Correction: The city of Covington is expecting to lower its millage rate depending on the final property tax valuations.
"We actually will be reducing it by a half mill or taking the rollback rate. We are currently waiting on the digest information from the county before we know which direction we will proceed," Knight said in an email.
The city of Covington is joining a group of landowners seeking payment for the property it owns along the abandoned Norfolk Southern.
The Covington City Council voted 3-2 Monday to join a claim against the federal government seeking payment for rail line property that’s no longer being used for a railroad, but continues to be held indefinitely as a local nonprofit negotiates for its purchase.
City Manager Leigh Anne Knight said she didn’t see any downside to joining the claim, and the upside is that the city could get money for each of the eight parcels of land it owns through which the rail line runs.
Assistant City Attorney Frank Turner Jr. said the city would be entitled to the difference in value of its properties if they had a trail going through them and if they didn’t have a trail going through them.
The rail line hasn’t been used since at least 2010 after losing its last customer, and Norfolk Southern filed to abandon the line in July 2013 believing there was no benefit to maintaining the corridor, which runs 14.9 miles from Covington southeast through Newton County to Newborn and Jasper County.
The Surface Transportation Board (STB), the federal agency that oversees railroads, approved the abandonment request effective Aug. 20; however, nothing has been done to the track, because local nonprofit group Newton Trails has been negotiating with Norfolk Southern to try to acquire – either through purchase or donation – the land to use as a public trail.
The railroad had to at least meet with Newton Trails under federal railbanking laws, and while the initial six-month negotiation period ended Feb. 15, the two groups were given a six-month extension by the STB to negotiate a possible agreement, which now carries through Aug. 14.
National property rights attorney Mark “Thor” Hearne said previously it’s common for these types of negotiations to drag on for years, and even if the initial negotiations end, another trail group will frequently step in to engage in lengthy negotiations.
Councilmen Keith Dalton and Chris Smith voted against joining the claim in U.S. claims court; Councilwoman Janet Goodman was absent.

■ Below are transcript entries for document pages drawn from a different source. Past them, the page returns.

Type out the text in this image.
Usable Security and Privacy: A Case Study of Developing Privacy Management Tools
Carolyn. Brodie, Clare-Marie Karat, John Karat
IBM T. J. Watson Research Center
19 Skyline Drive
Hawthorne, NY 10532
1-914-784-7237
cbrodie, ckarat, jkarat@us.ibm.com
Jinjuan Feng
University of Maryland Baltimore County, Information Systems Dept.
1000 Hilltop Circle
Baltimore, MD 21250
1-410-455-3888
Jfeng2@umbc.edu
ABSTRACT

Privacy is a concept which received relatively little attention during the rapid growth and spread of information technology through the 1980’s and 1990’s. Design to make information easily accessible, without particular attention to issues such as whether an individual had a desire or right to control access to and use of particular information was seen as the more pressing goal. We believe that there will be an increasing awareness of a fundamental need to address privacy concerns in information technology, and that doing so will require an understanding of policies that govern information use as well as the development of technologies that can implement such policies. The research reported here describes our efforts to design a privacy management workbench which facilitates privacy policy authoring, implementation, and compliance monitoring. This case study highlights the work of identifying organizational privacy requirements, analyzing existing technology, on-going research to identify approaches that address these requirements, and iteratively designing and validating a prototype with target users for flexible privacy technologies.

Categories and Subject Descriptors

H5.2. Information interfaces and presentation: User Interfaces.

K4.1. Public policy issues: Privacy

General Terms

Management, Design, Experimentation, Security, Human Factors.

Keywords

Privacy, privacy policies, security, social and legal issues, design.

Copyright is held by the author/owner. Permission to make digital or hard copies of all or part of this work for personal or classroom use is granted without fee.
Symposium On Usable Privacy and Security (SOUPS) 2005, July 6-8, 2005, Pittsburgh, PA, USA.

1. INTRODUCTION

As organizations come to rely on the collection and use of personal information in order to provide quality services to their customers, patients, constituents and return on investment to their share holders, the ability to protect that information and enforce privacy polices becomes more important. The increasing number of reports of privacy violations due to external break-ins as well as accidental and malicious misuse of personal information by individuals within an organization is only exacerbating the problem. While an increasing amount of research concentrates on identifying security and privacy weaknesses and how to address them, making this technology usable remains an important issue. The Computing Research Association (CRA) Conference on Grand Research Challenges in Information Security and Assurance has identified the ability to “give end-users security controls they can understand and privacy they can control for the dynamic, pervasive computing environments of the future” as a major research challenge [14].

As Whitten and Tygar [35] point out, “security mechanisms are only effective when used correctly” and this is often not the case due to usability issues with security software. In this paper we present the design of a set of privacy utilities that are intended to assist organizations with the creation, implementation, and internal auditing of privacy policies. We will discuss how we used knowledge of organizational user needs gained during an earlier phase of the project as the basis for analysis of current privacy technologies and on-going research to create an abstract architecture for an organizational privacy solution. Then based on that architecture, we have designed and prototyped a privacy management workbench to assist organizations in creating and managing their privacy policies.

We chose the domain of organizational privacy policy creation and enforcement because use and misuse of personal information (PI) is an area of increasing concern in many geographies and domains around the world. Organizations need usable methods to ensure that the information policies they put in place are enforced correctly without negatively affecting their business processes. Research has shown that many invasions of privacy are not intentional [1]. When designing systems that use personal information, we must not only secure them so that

Smith asked if the city does get paid for the land if it gives up any of its land rights for utility easements.
Turner said no. He said the city would still own the land and still be able to run infrastructure under or over the land if it wouldn’t affect the land’s future use as a trail.
City OKs budget
The Council approved Monday a budget with $126.4 million in expenses. The current millage rate of 8.208 is expected to drop depending on the final property tax revenue projections, according to City Manager Leigh Anne Knight.
Council tables parking ordinance
The Council also agreed to table the parking ordinance change it had been considering which would have allowed businesses to place parking in front of their businesses if the speed limit of a road was 45 mph or greater.
The current Covington ordinances require new businesses in the city to place their parking on the side of their building or in the back of the building to both promote walkability, so the front entrance is close and more connected to the sidewalks along the road, and create a more aesthetically pleasing look.
However, the owner of a proposed liquor store on the Covington Bypass Road felt the ordinance wasn’t appropriate for that corridor, because it isn’t pedestrian friendly due to its 55 mph speed limit.
Mayor Ronnie Johnston said the Council’s consensus was to have another work session to discuss the issue.